CA Paris, Pôle 5 ch. 8, 29 novembre 2016, n° 16/04247
PARIS
Arrêt
Infirmation
PARTIES
Défendeur :
Selarl Archibald (ès qual.), Perpignan Melun Orléans (GIE), Coopérative Horticole et Fruitière de Claira (SCA)
COMPOSITION DE LA JURIDICTION
Président :
Mme Hebert Pageot
Conseillers :
Mme Rohart Messager, M. Bedouet
Avocats :
Me Maynard, Me Hubert, Me Gillet, Me Bureau, Me Chevalier, Me Lallement, Me Bittoun
M. G. est l'un des membres fondateurs du GIE Perpignan Melun Orléans (PMO), créé le 28 octobre 1987, ayant pour activité l'achat et la revente de fruits et légumes.
Par courrier du 26 avril 2005, M. G. a fait part à l'administrateur du GIE PMO de sa décision de se retirer du GIE, ce courrier étant resté sans réponse, il a réitéré sa demande le 21 juillet 2005.
Par jugement du 26 octobre 2006, le tribunal de commerce de Melun a ouvert une procédure de redressement judiciaire à l'égard du GIE PMO. Cette procédure a été convertie, le 23 novembre 2009, en liquidation judiciaire, Maître Laure étant désignée en qualité de mandataire liquidateur.
Sur le fondement de l'article L251-6 du code de commerce, le mandataire liquidateur a invité les membres du GIE PMO à participer aux dettes, et notamment M. G. à hauteur de 57.397,87 euros.
C'est dans ce contexte que M. G. a saisi le tribunal de commerce de Melun pour voir, à titre principal, constater l'absence de toute créance actuelle du GIE PMO à son encontre, subsidiairement, déclarer mal fondée en son principe la prétendue créance dont le liquidateur poursuit le recouvrement à son encontre, en tout état de cause, condamner in solidum la totalité des membres du GIE PMO, soit MM. André R., Christian A., Jacky N. et Alain F. ainsi que la Sca Coopérative Horticole et Fruititière de Claira, à le garantir de toute éventuelle condamnation dont il pourrait faire l'objet à la requête des créanciers du GIE.
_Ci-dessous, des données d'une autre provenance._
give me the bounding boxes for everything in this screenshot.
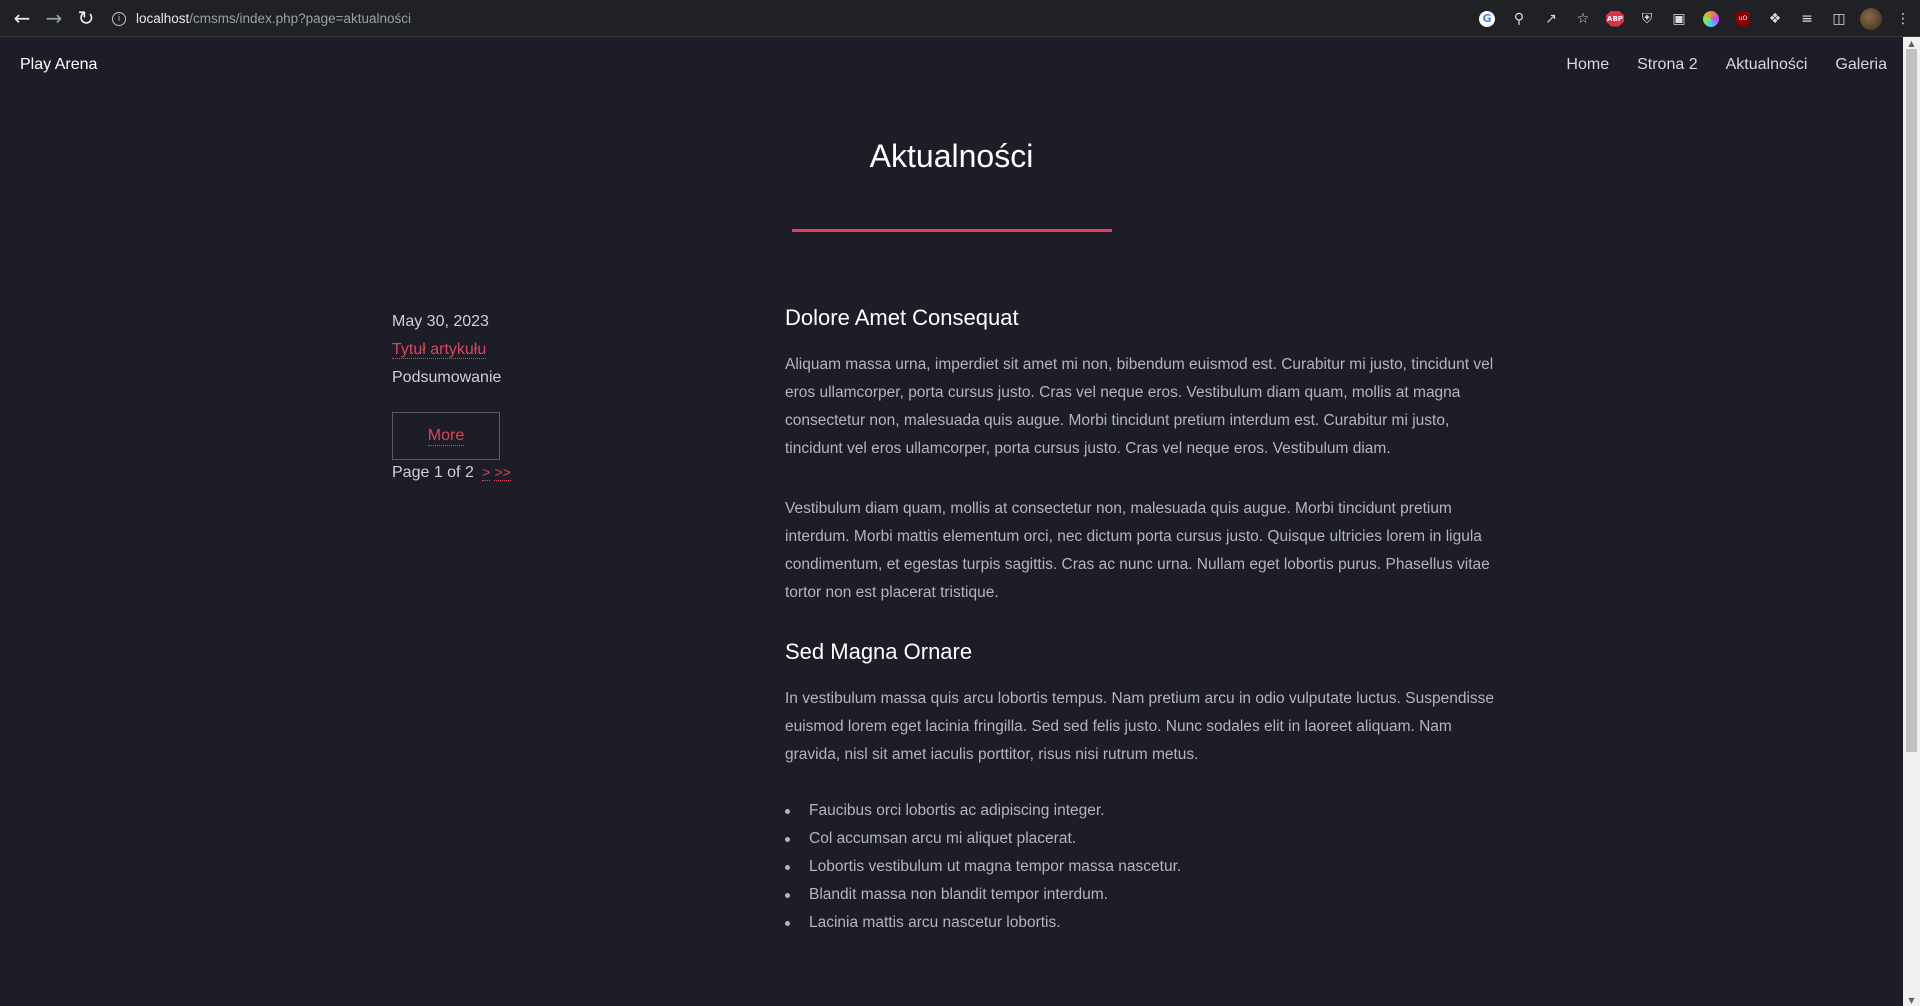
page-scrollbar[interactable]: ▲ ▼ [1903,37,1920,1006]
pagination-next-link[interactable]: > [482,464,491,481]
nav-home[interactable]: Home [1566,56,1609,74]
extensions-bar: G ⚲ ↗ ☆ ABP ⛨ ▣ uO ❖ ≡ ◫ ⋮ [1476,0,1914,37]
article-heading-2: Sed Magna Ornare [785,639,973,664]
article-paragraph-1: Aliquam massa urna, imperdiet sit amet m… [785,356,1494,457]
news-summary-text: Podsumowanie [392,369,502,386]
profile-avatar[interactable] [1860,7,1882,30]
page-title: Aktualności [869,138,1034,174]
article-list: Faucibus orci lobortis ac adipiscing int… [785,797,1510,937]
scroll-up-icon[interactable]: ▲ [1903,37,1920,49]
title-divider [792,229,1112,232]
main-nav: Home Strona 2 Aktualności Galeria [1566,56,1887,74]
news-summary: May 30, 2023 Tytuł artykułu Podsumowanie… [392,308,612,482]
browser-menu-icon[interactable]: ⋮ [1892,8,1914,30]
google-lens-icon[interactable]: G [1476,8,1498,30]
scroll-down-icon[interactable]: ▼ [1903,994,1920,1006]
pagination: Page 1 of 2 > >> [392,464,612,482]
nav-galeria[interactable]: Galeria [1835,56,1887,74]
reading-list-icon[interactable]: ≡ [1796,8,1818,30]
browser-toolbar: ← → ↻ i localhost /cmsms/index.php?page=… [0,0,1920,37]
url-host: localhost [136,11,190,26]
bookmark-extension-icon[interactable]: ▣ [1668,8,1690,30]
forward-arrow-icon[interactable]: → [38,0,70,37]
article-content: Dolore Amet Consequat Aliquam massa urna… [785,305,1510,937]
nav-aktualnosci[interactable]: Aktualności [1726,56,1808,74]
list-item: Lacinia mattis arcu nascetur lobortis. [785,909,1510,937]
article-paragraph-3: In vestibulum massa quis arcu lobortis t… [785,690,1495,763]
adblock-plus-icon[interactable]: ABP [1604,8,1626,30]
list-item: Lobortis vestibulum ut magna tempor mass… [785,853,1510,881]
more-button-label: More [427,426,465,446]
bookmark-star-icon[interactable]: ☆ [1572,8,1594,30]
list-item: Blandit massa non blandit tempor interdu… [785,881,1510,909]
more-button[interactable]: More [392,412,500,460]
list-item: Faucibus orci lobortis ac adipiscing int… [785,797,1510,825]
pagination-last-link[interactable]: >> [494,464,511,481]
site-logo[interactable]: Play Arena [20,56,97,74]
article-heading-1: Dolore Amet Consequat [785,305,1019,330]
article-paragraph-2: Vestibulum diam quam, mollis at consecte… [785,500,1490,601]
pagination-text: Page 1 of 2 [392,464,474,481]
color-picker-extension-icon[interactable] [1700,8,1722,30]
extensions-puzzle-icon[interactable]: ❖ [1764,8,1786,30]
share-icon[interactable]: ↗ [1540,8,1562,30]
ublock-origin-icon[interactable]: uO [1732,8,1754,30]
zoom-icon[interactable]: ⚲ [1508,8,1530,30]
scroll-thumb[interactable] [1906,49,1917,752]
side-panel-icon[interactable]: ◫ [1828,8,1850,30]
list-item: Col accumsan arcu mi aliquet placerat. [785,825,1510,853]
shield-extension-icon[interactable]: ⛨ [1636,8,1658,30]
nav-strona-2[interactable]: Strona 2 [1637,56,1697,74]
url-path: /cmsms/index.php?page=aktualności [189,11,412,26]
address-bar[interactable]: i localhost /cmsms/index.php?page=aktual… [112,4,1457,33]
news-date: May 30, 2023 [392,313,489,330]
site-info-icon[interactable]: i [112,11,126,26]
reload-icon[interactable]: ↻ [70,0,102,37]
news-article-link[interactable]: Tytuł artykułu [392,341,487,359]
back-arrow-icon[interactable]: ← [6,0,38,37]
La Sca Coopérative Horticole et Fruitière de Claira (en la personne de M. A.) a soulevé l'incompétence matérielle du tribunal de commerce au profit du tribunal de grande instance de Melun, au motif que les membres du GIE PMO ont tous une activité civile et qu'il est de jurisprudence constante que la vente des produits d'un fonds rural par le propriétaire, fermier ou cultivateur de ce fonds constitue un acte civil.
Par jugement du 9 novembre 2015, le tribunal de commerce a accueilli cette exception d'incompétence et s'est déclaré incompétent au profit du tribunal de grande instance de Melun, aux motifs que le GIE n'a pas d'activité distincte de celle de ses membres, ces derniers, tous agriculteurs, ayant simplement au travers au travers du GIE prolongé leur propre activité qui peut, seule, déterminer la nature civile ou commerciale du GIE, qu'en l'occurrence le GIE PMO est un groupement d'exploitants agricoles et a une nature civile, que dès lors l'action ne relève pas de la compétence de la juridiction commerciale.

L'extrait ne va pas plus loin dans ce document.